What is the critical question? Why am I not testing it? These are two questions I ask myself every day. I heard Elizabeth Iorns express her frustration when startups didn’t test their critical question. Her point was that if the question is critical to success, then that should be the first thing to test because it’s the most important information. I agree.
“Work smarter, not harder,” is a terrible cliche because no one knows what it means, and, in my opinion, it’s often cited by people who are lazy or by workaholics. My interpretation of this is to ask and test the critical questions. It’s so easy to avoid the critical question because there are so many other things to do: make plans to test it, tell stories why it’s impossible to test, test secondary questions instead, double down on theories and expand the impact (justifying more diligence). This is all a lot of work! However, the work is easy to do and justify.

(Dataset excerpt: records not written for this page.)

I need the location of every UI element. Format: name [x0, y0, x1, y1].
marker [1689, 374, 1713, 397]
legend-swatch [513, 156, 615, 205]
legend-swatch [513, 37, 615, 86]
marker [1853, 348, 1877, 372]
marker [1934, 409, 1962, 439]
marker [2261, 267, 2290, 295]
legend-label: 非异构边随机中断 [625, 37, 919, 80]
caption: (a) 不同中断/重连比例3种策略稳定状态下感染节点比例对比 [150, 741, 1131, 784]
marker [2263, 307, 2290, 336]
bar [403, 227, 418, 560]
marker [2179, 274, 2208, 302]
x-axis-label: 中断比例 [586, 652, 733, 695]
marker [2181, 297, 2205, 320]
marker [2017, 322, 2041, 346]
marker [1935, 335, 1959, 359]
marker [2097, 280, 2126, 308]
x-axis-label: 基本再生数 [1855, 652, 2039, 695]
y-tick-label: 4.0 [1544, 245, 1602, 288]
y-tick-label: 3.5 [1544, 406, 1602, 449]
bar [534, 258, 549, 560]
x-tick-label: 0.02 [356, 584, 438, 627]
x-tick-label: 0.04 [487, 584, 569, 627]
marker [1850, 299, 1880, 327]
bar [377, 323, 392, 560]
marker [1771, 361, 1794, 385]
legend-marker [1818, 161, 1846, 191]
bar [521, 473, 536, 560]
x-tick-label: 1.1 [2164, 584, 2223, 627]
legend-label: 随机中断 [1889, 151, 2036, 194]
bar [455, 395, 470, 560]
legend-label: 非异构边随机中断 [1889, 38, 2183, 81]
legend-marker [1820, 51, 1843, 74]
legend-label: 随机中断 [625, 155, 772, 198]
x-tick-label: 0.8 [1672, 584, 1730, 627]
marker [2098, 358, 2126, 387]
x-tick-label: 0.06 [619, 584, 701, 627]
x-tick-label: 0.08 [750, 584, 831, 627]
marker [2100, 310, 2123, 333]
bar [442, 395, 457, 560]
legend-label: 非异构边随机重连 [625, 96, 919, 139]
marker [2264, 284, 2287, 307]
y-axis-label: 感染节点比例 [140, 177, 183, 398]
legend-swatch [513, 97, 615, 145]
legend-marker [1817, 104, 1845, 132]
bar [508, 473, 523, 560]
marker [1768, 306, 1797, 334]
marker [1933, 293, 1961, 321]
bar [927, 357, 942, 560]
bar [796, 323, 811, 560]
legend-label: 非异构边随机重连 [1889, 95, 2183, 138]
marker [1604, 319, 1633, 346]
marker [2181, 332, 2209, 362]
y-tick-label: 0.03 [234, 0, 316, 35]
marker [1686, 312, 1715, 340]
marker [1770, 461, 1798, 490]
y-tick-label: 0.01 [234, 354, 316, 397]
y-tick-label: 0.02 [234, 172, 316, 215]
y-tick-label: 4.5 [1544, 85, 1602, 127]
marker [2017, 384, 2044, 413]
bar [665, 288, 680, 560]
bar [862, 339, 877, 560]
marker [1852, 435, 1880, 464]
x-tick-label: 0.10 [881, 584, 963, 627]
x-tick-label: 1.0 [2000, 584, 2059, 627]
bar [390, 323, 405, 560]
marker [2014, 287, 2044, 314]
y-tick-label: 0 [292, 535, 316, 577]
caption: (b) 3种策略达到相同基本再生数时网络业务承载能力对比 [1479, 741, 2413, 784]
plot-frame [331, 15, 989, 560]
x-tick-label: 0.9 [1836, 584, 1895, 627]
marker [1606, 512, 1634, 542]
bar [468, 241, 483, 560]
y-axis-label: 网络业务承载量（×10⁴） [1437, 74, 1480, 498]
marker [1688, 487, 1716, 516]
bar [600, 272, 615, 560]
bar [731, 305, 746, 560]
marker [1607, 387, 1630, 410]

Working smarter is having the courage to ask that critical question lurking in the back of the mind. It’s emotionally taxing. We are all afraid of failure. However, the risk of not answering this question is far higher than not. Avoiding answering just makes this risk grow, which further justifies delaying answering the critical question, compounding the risk.
The problem with “work smarter, not harder,” is that it is incredibly misleading. It leads someone to assume that you can also work smarter and harder when really these are mutually exclusive. If you are working smarter and answering the critical questions, it’s draining regardless of the outcome. You cannot do any more than process the answer. Maybe it should be, “Work smarter or work harder. Either way, it’s exhausting.”